Mas este é só mais um exemplo do modus operandi do governo Temer e de suas estratagemas para aprovar uma reforma na base da caneta e da barganha, sem debate com a sociedade, sem transparência.

Veja, abaixo, os mais recentes gastos do governo Temer para tentar aprovar a Reforma da Previdência, falando apenas dos ônus relacionados à sua aprovação, e não suas consequências futuras.

1 – R$ 10 bilhões para “obras de interesse eleitoral”

Deu na “Folha de S.Paulo”: “O presidente Michel Temer reforçará a munição do ministro da Secretaria de Governo, Carlos Marun (MDB-MS), com até R$ 10 bilhões para a finalização de obras em redutos eleitorais de quem votar pela reforma da Previdência.

Assessores do presidente explicam que esta é uma das “armas” para pressionar o Congresso. “Terão prioridade os projetos em andamento que necessitam de pouco dinheiro para serem inaugurados ou entrarem na fase final.
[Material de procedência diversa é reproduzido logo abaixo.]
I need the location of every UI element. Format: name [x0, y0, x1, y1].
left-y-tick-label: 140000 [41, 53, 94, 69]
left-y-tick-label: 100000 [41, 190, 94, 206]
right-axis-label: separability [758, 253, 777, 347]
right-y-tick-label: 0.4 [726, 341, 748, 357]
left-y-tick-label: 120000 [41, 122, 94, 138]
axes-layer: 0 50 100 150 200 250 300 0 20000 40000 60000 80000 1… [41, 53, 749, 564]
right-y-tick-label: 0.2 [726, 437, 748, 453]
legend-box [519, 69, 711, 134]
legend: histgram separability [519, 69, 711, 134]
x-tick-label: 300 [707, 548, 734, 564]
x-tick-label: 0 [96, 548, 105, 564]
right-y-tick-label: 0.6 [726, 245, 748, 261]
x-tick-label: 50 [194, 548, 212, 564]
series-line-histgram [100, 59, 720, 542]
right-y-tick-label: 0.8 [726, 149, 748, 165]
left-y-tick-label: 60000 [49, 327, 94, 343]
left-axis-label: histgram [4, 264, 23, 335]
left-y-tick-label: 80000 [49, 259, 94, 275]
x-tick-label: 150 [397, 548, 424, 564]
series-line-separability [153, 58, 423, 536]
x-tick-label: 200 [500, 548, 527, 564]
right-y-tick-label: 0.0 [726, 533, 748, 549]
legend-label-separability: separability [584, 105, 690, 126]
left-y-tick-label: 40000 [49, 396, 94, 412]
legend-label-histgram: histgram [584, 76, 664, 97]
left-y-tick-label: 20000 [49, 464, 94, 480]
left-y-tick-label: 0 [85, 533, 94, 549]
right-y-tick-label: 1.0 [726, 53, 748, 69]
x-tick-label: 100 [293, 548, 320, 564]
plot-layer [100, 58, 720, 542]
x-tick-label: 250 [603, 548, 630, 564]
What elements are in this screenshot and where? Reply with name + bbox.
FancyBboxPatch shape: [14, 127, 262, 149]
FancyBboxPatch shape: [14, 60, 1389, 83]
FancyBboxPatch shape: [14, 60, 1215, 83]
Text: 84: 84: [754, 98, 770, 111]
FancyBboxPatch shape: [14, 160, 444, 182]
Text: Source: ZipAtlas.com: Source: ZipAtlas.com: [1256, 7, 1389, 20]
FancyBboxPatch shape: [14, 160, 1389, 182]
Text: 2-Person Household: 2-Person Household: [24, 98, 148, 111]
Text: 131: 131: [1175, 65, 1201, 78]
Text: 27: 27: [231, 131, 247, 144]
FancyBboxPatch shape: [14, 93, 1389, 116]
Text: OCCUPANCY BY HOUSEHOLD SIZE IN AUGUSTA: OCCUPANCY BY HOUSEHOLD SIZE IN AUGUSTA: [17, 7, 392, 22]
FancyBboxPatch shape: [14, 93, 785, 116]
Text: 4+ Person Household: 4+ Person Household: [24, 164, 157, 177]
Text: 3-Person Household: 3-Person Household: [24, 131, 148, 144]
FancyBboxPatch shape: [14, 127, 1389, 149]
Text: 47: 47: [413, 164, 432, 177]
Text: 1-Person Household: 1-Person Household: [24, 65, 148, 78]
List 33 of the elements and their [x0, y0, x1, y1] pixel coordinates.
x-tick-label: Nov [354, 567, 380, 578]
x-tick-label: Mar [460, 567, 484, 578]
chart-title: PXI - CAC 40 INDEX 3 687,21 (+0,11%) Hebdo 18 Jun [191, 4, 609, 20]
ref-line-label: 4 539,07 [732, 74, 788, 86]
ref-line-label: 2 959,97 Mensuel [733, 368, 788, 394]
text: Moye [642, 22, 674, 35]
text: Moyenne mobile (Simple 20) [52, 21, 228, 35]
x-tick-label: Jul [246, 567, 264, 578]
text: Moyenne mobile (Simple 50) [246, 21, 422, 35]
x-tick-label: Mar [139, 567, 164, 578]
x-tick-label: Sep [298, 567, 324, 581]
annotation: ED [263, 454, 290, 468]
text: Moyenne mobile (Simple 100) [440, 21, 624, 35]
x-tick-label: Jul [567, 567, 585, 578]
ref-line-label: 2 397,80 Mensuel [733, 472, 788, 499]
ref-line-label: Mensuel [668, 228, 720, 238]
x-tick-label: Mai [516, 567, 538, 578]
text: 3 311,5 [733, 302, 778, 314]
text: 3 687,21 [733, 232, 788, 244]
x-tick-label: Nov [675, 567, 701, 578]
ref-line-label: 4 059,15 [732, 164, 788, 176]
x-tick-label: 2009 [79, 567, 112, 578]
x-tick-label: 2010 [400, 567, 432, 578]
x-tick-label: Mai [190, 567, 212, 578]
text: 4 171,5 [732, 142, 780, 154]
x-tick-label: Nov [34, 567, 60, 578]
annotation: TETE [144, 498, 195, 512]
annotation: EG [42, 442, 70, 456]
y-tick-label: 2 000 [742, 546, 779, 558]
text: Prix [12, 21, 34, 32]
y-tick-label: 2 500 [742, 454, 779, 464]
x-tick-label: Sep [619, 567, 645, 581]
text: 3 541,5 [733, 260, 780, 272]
O governo trata essas obras como ‘de campanha’ porque podem gerar votos nos municípios afetados”, relata o jornal.

2 – R$ 1,9 bilhão para estados e municípios “alinhados”

No dia 20 de dezembro do ano passado, Michel Temer sancionou uma lei de repasse de recursos da União para Estados e municípios como compensação pelas perdas da Lei Kandir, que desonerou tributos estaduais sobre exportação.

Até ai, nada demais, não fosse o fato de que a liberação do dinheiro não passou de uma forma de o governo pressionar prefeitos e governadores a convencerem deputados a votar a favor da Reforma da Previdência.

Quem diz isso não é a oposição, mas sim o governo golpista. Assumidamente, o dinheiro da União não foi revertido para municípios e estados de acordo com critérios de interesse público e da boa prática administrativa. Foi para pressionar políticos a fazer a Reforma da Previdência que o governo Michel Temer quer.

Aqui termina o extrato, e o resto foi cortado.